I didn’t know how to respond to that. I never told him that his mother died while giving birth. I just said she got sick when he was a baby. The doctors told me that she had died before the baby crowned and that he was in her for three minutes before they could remove him. Apparently, he had almost died too.

“Oh, okay…” There wasn’t much else to say, and I didn’t know how to pursue the conversation any further. I left him to his book.

Shaken by our conversation, I decided to try to find information on this “Bashotep” that Jackson had talked about. I scoured the internet but found practically nothing. The only reference I found was from an old thesis paper on ancient texts. It included a poem from some archaic script called The Book of Zaloch.
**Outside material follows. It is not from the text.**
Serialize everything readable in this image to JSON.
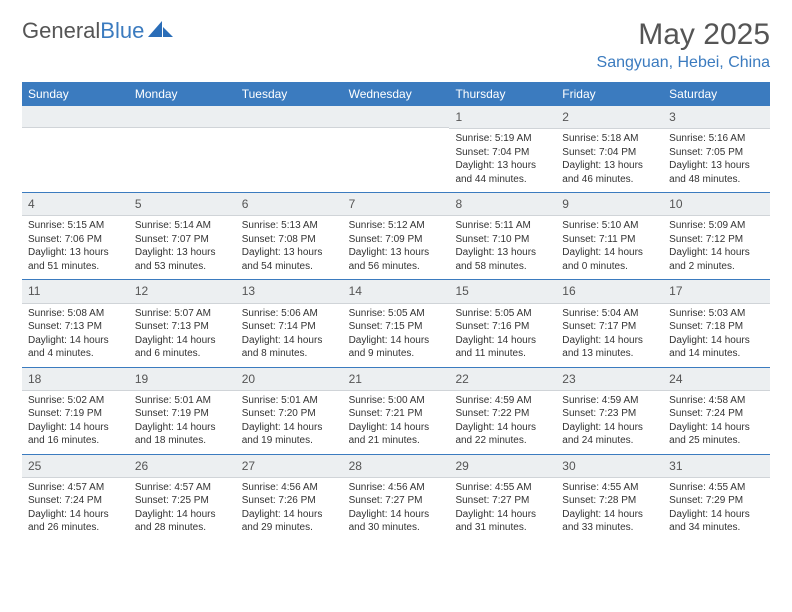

It goes like this:

He calls to those born cold and dead,

Master of the lone and young,

He slowly seeps into their head,

And speaks to them with vile tongue,

He lurks within the shadows there,

Mighty in his freezing heaven,

Upon his throne with scheming glare,

Surrounded thus by seraphs seven,

He coaxes them to do his bidding,

With paternal love he’ll poke and prod,

Lo’ behold him seething, spitting,

Bashotep the bastard god.

I have no idea what any of this means. I can’t help but see similarities between the poem and the… circumstances surrounding Jackson’s birth. How did he know about his mother? I can’t seem to explain what he did to that boy at school either.

Through some research on the internet, I discovered that you’ve done a vast amount of research on The Book of Zaloch. I know almost nothing about the topic, and I’ve been trying to put it out of mind. But I fear that Jackson’s behavior will only grow stranger. If there is any help you can offer, I beg of you to respond.